Patient Testimonials

Christine Siegel

Teacher. Age: 57
Diagnosis: Multiple myeloma-induced fracture
“I threw away all of the pain killers. The cancer caused me to fall apart. This procedure put me back together again.” Being diagnosed with multiple myeloma is frightening enough; add compression fractures to the devastating complications of the disease, and Christine Siegel’s life became even more difficult. Over the course of six months, Christine lost six inches of height because of spinal fractures.

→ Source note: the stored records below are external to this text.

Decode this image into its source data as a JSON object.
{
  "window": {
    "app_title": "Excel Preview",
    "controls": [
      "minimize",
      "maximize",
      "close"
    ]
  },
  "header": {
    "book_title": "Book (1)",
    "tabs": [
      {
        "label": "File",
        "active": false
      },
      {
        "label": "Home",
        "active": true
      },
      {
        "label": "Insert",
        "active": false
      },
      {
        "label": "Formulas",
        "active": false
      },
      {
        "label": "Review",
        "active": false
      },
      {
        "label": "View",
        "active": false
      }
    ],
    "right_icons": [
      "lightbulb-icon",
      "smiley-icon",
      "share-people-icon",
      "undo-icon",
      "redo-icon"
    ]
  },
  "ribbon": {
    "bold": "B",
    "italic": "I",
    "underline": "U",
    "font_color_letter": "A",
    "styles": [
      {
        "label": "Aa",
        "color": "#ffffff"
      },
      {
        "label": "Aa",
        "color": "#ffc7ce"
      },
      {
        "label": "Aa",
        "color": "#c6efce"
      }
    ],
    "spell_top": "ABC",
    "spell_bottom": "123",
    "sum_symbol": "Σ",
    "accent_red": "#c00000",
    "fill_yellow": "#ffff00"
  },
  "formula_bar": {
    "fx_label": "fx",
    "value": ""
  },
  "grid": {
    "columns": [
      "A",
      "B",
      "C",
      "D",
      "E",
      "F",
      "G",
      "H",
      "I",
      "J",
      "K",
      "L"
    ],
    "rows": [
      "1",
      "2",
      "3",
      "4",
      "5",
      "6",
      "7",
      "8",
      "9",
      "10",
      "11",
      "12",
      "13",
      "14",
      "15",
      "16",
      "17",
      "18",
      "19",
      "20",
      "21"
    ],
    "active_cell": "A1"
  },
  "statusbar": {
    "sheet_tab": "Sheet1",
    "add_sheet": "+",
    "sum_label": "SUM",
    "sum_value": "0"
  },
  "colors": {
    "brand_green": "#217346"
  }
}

She was bedridden for over a year and taking narcotics for pain. In May 2003, she underwent Balloon Kyphoplasty to repair four fractures and threw away all of the pain medication.

Chris Kern

Former x-ray technician. Age: 84
Diagnosis: Osteoporotic fracture
“The difference in the way I feel is like night and day.”
One night, a few hours after helping her wheelchair-bound roommate to bed, Chris Kern awoke with severe back pain. Over the next four months, she went in and out of the hospital, relying on narcotics to control the pain. Because she couldn’t eat, Chris lost over 30 pounds. Finally, she insisted a back x-ray be taken and reviewed by an orthopaedic surgeon. In August 2003, four compression fractures were found. After having the Balloon Kyphoplasty procedure, Chris has experienced a dramatic improvement in the way she feels.

Joan Schoengold

Retired hospital administrator. Age: 82
Diagnosis: Osteoporotic fracture
“I felt better right away. I’ve been able to keep my independence and go back to taking care of myself. It’s like a miracle.” When you have osteoporosis, falling down can be disastrous. Joan had the flu and fainted walking into the bathroom. “When I woke up, I was in agony and I was scared, because I didn’t know what was causing the pain,” she explains. Joan managed to crawl to the phone to call for help, but the pain was so severe that paramedics gave her morphine before transporting her to the hospital. Following her Balloon Kyphoplasty procedure, Joan says that she felt better right away and has been able to maintain her independence.

Ron Luperine

Retired banker. Age: 62
Diagnosis: Steroid-induced fracture
[I am happy to be] “living fully and getting around again.”
Ron Luperine suffered from a chronic lung ailment. Doctors prescribed corticosteroids, however the medications caused Ron to lose bone mass, a condition called secondary osteoporosis. The resultant spinal fracture was so debilitating that he had an infusion pump implanted to manage the pain. Following treatment with Balloon Kyphoplasty, the pump was removed. Ron is now living fully and getting around again.

Ellen Simpson, M.D.

Retired pediatric cardiologist. Age: 86
Diagnosis: Osteoporotic fracture
“My friends tell me I look 15 years younger!”
Dr. Simpson had already been diagnosed with osteopenia and was undergoing pharmacologic treatment for her condition. She recalls a Thanksgiving Day party in which she spent most of the day sitting hunched over because of back pain. The morning after, the pain made it difficult for her to get out of bed. Two fractures were treated with Balloon Kyphoplasty in January 2003. Now, Dr. Simpson takes delight in her renewed ability to bend and move.

John Carlson

Retired pharmacist. Age: 73
Diagnosis: Osteoporotic fracture
“You could see that the vertebrae went back to normal shape and size. I left the hospital with no limitations on my activities - fabulous!" An active retiree, John Carlson enjoys working on old sports cars and model airplanes. One late night he woke to get a drink of water when, quite unexpectedly, John passed out and fell to the floor. A physical exam revealed vertebral compression fractures, and John was prescribed bed rest and medication to control the pain. “Once I knew I had fractures, I was very careful not to cause any more damage," he says. Reluctant to continue on bed rest, John elected to undergo treatment with Balloon Kyphoplasty. After the procedure, his doctor showed him his x-rays. He could see that the structure of the vertebrae had been restored to normal shape and size. John left the hospital without limitation on his activities.